Are private equity alliances out of question?
It’s a devil we won’t go to even if we’re dying.
What do you have to fight to stay small?
First is middle management, the biggest enemy of innovation. Next is shareholder value—double-digit growth every quarter means no one will take a creative risk. The last are marketeers—a curse on innovation.
But Apple, Facebook, and Diesel jeans started small.
Their goal was to be No. 1 in their industries. But we’re an artistic firm. The futuristic Space Pirate took me five years to make. Maybe 25 people can buy such a piece. With a staff of 100, I won’t have the guts to create such pieces. [We] will have to sell 100 pieces a year to sustain ourselves and creativity will have to be toned down.
Some MB&F watches look like they would be okay on wrists maybe 50 years from now.
Creativity is a drug for me and MB&F is my psychotherapy. Today, I look at my foundation piece, HM1 (Horological Machine No. 1), which I made a decade ago, with great fondness. But I would never have made it now. That’s how I function.

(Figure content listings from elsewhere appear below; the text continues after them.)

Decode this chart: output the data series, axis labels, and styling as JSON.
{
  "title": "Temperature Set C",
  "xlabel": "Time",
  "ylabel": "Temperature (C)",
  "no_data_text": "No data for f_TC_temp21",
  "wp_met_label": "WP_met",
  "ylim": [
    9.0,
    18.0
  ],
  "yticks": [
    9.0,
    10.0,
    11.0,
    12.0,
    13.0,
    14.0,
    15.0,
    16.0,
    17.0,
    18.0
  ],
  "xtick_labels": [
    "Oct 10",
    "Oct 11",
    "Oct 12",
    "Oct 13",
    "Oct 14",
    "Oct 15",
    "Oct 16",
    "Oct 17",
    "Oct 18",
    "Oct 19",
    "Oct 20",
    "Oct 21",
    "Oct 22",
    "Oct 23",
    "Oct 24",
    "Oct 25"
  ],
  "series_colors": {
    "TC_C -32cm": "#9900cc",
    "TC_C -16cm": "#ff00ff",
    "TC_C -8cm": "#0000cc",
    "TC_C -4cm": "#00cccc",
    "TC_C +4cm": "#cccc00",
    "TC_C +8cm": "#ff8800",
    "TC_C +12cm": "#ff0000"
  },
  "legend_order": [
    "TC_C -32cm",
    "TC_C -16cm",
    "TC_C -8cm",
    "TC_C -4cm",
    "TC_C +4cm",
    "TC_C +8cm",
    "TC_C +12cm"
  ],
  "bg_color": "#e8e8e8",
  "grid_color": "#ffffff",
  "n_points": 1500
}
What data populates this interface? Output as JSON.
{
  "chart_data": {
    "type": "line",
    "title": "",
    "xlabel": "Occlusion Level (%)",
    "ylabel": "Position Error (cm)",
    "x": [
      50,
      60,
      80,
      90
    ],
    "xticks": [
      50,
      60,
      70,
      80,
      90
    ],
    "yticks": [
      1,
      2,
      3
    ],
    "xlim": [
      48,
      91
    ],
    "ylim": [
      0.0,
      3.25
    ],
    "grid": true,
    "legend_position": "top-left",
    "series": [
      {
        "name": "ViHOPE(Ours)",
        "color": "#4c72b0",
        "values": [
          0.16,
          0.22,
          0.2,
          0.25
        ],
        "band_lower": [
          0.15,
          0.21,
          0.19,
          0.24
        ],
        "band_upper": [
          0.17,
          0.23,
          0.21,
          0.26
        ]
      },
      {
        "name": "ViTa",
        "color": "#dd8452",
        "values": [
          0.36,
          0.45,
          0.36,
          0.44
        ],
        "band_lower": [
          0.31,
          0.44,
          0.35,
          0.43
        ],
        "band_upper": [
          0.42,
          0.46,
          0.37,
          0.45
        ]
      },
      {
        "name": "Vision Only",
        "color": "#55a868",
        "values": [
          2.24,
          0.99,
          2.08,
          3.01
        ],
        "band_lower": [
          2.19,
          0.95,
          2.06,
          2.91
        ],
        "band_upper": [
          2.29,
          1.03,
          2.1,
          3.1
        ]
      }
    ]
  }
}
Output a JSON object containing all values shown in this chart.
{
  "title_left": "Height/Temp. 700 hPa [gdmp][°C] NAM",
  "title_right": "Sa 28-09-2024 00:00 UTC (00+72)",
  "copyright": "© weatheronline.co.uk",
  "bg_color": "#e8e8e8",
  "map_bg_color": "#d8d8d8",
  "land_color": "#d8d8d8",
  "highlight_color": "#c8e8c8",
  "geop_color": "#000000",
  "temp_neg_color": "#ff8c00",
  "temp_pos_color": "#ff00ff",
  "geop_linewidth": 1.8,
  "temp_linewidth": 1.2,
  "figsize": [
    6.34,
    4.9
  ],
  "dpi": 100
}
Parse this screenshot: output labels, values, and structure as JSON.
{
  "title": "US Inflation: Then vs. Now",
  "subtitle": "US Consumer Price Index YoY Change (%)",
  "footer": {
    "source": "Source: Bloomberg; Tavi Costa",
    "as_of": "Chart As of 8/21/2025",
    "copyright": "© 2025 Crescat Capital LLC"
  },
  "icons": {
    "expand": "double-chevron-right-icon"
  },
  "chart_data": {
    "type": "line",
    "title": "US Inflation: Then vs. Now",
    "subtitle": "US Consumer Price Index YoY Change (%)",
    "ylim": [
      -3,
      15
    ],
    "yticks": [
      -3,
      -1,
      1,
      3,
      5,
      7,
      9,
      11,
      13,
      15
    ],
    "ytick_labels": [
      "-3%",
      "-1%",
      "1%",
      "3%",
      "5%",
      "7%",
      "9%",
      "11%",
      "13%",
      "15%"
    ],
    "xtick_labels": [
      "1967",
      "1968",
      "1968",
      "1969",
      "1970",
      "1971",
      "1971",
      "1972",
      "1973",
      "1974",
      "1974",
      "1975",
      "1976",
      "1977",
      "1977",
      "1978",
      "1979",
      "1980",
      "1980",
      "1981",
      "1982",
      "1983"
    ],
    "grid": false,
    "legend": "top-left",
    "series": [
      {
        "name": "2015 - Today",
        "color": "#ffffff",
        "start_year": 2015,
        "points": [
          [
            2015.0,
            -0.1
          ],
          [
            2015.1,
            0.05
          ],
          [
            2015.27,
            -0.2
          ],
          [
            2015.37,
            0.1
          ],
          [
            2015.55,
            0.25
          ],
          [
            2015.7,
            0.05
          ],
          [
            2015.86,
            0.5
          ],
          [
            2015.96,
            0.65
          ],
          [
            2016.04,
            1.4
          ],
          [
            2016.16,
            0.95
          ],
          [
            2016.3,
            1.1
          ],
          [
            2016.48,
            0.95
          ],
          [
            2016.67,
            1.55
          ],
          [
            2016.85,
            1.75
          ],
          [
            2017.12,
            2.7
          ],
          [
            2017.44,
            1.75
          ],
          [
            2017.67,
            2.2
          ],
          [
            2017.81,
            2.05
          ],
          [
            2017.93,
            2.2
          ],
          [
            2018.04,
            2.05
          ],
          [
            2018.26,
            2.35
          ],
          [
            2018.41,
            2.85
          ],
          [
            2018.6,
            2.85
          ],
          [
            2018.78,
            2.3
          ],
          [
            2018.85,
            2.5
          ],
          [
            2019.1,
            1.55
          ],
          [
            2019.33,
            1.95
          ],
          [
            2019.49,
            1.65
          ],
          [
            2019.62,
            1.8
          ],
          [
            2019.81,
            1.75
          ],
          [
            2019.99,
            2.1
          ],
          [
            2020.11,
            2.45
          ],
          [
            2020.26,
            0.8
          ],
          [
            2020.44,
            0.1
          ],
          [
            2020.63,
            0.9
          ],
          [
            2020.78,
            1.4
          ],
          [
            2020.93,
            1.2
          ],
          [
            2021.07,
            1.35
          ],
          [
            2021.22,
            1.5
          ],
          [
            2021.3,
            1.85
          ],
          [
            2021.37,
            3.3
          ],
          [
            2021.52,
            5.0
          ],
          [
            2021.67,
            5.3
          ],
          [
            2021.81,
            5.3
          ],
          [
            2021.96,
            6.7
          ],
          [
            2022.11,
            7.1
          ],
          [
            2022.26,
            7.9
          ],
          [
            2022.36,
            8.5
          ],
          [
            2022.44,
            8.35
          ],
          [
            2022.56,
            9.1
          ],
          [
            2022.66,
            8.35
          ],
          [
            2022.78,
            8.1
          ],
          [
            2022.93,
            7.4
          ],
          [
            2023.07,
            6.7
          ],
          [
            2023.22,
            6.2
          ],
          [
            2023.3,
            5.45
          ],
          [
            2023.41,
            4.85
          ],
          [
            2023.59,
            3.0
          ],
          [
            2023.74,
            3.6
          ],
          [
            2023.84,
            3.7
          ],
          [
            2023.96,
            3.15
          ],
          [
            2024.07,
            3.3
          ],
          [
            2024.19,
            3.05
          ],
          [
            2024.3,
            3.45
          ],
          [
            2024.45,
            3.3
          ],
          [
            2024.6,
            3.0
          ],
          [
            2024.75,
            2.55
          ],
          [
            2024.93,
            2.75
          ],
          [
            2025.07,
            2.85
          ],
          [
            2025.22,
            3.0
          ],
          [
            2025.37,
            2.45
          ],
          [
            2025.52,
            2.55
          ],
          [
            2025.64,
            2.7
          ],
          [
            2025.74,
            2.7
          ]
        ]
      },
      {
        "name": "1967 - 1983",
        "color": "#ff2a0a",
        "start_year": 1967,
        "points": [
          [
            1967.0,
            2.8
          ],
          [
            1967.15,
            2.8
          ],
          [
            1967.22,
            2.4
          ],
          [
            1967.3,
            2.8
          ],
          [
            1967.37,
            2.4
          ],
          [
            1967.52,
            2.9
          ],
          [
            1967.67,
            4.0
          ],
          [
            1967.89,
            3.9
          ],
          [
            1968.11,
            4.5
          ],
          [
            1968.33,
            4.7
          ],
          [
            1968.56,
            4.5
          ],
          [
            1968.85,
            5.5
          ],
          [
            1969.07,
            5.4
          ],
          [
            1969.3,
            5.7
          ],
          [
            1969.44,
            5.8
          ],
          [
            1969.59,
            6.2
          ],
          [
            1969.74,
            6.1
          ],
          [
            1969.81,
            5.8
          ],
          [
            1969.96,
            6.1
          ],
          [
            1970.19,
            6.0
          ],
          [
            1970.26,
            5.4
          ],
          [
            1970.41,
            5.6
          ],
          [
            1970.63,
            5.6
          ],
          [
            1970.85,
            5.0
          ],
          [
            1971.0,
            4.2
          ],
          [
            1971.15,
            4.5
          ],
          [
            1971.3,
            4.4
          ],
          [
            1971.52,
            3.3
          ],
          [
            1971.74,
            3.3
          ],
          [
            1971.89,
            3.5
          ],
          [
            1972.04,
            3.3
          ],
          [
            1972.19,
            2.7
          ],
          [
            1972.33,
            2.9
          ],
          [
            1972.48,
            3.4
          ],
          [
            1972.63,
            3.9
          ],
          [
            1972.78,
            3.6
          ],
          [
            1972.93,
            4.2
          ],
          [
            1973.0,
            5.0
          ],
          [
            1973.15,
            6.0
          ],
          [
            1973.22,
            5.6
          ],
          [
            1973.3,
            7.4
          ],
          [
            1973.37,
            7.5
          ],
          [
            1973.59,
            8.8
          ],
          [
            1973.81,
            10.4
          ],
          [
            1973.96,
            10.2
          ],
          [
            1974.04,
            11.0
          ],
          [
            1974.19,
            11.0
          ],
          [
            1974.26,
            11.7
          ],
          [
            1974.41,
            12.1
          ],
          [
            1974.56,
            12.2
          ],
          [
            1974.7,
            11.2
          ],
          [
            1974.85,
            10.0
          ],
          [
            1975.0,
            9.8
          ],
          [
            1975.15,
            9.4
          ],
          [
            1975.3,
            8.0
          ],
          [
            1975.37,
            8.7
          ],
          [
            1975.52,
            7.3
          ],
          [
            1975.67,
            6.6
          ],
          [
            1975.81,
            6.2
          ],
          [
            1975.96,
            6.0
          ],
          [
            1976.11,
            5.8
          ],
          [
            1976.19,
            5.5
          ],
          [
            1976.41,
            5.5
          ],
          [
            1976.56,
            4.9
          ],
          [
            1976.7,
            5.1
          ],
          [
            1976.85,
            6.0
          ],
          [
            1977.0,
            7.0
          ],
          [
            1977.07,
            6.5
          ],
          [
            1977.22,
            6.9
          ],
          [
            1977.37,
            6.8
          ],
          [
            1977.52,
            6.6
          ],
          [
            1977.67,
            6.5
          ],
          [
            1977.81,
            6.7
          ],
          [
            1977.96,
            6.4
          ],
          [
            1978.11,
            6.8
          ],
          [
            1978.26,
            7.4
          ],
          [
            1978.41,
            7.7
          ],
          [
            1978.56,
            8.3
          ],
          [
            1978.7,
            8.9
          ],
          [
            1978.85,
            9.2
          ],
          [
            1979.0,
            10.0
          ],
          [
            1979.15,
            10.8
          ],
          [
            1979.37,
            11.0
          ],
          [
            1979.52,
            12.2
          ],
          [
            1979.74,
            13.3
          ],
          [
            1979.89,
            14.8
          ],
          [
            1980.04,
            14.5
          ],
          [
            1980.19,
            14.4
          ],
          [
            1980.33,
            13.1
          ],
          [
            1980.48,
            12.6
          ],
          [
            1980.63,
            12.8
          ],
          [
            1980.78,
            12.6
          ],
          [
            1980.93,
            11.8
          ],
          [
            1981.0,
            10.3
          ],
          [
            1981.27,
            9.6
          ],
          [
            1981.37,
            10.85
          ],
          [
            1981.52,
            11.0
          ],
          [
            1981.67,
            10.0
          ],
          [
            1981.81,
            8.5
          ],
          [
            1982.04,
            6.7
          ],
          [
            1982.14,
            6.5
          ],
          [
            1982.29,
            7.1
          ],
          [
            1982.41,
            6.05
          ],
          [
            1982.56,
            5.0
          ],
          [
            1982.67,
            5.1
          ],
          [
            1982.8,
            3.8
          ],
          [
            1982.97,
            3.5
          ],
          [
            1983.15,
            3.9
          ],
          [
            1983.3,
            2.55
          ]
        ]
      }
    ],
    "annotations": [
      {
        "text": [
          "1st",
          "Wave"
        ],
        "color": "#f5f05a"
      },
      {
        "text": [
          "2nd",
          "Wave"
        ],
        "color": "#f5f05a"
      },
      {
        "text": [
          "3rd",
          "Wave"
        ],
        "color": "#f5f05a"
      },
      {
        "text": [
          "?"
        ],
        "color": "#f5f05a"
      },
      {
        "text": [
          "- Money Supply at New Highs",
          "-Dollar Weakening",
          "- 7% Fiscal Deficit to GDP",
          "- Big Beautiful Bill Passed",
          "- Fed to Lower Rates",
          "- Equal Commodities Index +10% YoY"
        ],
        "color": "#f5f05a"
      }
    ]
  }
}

The roughest patch you hit...
Most large companies don’t make more than one caliber (watch movement) a year because of the R & D needed. In 2012, I said we’ll do two calibers. My team thought I knew what I was talking about. I didn’t. So, in 2014 we nearly went bankrupt.
Your watches start at $60,000 and go up to $400,000. How do watch collectors get involved?
Our work is highly capital intensive, with low margins. All 80 of our 10th anniversary watch, at 29,000 Swiss francs each, sold out in four days. But it still made no money.